You don't actually want a thin phone
January 28, 2026•643 words
Companies advertise the thinness of their phones as if it were a feature, and people uncritically accept this; but I actually earnestly believe such thinness is an anti-feature that actively makes the phone a worse product.
This is not to say that I think phones should be bricks, mind; but there is definitely a sweet-spot, and going too thin makes phones harder to hold, easier to damage, and shorter-lived in battery life. Even a modest 0.5mm–1.0mm increase in thickness dramatically improves battery life and aging.
So what is the ideal thickness, then? Well, I think it probably depends in part on an individual's hand size and on the curvature of the phone's back. But in general, I'd argue that any phone thinner than its camera bump is unnecessarily hurting itself in battery capacity and holdability. And a phone should not be so thin as to yield a battery that cannot withstand a full day of typical use after 5 years of aging.
Regarding camera bumps: In addition to making phones not sit comfortably on surfaces (tipsy-tipsy), they also project the cameras (delicate, breakable glass) outward, thus increasing the odds that they will scratch or break. As a result, everyone buys a case that thickens their phone enough to recess the area of the bump, oftentimes with a little door that covers the lenses when not in-use. If virtually everyone thickens their phone to make it useable in the real world, then that phone's elsewise thinness was never a true aspect of the product: It was just showroom deception. Design that must be modded to be used is objectively bad design, and products with such design are defective right from the factory.
Worth noting: You can go surprisingly thick before it becomes a problem. My current phone, the Unihertz Jelly Max, takes this to what many might consider an extreme: it's at least as thick as my Trēos were in 2008, and its battery (per my testing) lasts a full week when its radios are disabled and it is left to idle. I love holding it: it cradles naturally in the hand, it feels ergonomic, I'm not struggling to hold onto a thin, slippery slab. So it is a better product because it is not thin.
When people see how thick it is, many times their initial thought is that it would be uncomfortable in a pocket; but no, it works very well in a pocket, but only because it is not a phablet — it is a normal-sized phone that just wants to be a phone. And so its Z-axis projection is not a show-stopper because it is not extended over a huge X/Y plane. (This begets a different inquiry surrounding whether phones have gotten too tall/wide (The answer is objectively "yes".), though that's a whole other discussion.)
But, again: you do not need a phone this thick to reap the benefits of not being too thin: You just need enough thickness to give you comfortable margin on battery life and to encompass the cameras.
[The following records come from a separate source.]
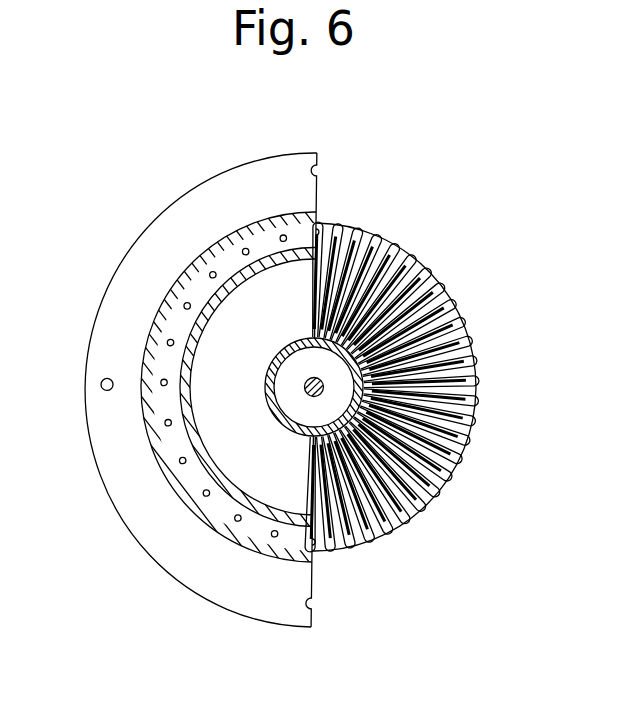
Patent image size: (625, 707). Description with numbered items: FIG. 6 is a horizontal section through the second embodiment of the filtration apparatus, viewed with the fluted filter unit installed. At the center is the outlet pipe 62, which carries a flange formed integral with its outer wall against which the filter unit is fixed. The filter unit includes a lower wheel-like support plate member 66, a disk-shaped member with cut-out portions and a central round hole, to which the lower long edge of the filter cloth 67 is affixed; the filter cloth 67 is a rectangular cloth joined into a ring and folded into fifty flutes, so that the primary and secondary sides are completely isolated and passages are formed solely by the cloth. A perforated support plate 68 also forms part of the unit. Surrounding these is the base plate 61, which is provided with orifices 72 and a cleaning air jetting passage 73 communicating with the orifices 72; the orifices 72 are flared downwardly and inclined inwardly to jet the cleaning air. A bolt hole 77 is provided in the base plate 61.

The base plate 61 is at (146, 237).
The outlet pipe 62 is at (265, 398).
The lower wheel-like support plate member 66 is at (419, 388).
The filter cloth 67 is at (476, 381).
The perforated support plate 68 is at (350, 397).
The orifices 72 is at (161, 383).
The cleaning air jetting passage 73 is at (192, 327).
The bolt hole 77 is at (101, 388).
Summarily: The race toward ever thinner and thinner phones is not being driven by consumers (who happily thicken their phones with chonky cases to match camera bumps); instead, it is being driven by marketing teams and business analysts who somehow have never once stopped to think about whether the trait they're pushing actually makes for a better product.
I suspect this competition on thinness is a vestige of the mid-2000s, when most phones were quite chonky (maybe too chonky at times) and thinness was both an improvement and a novelty; but we haven't lived in that landscape for 20 years! So I think it's high-past time to realign our goals with what actually makes sense: to make phones actually ergonomic, not arbitrarily thin; to design them for human hands rather than per post hoc ergo propter hoc KPIs.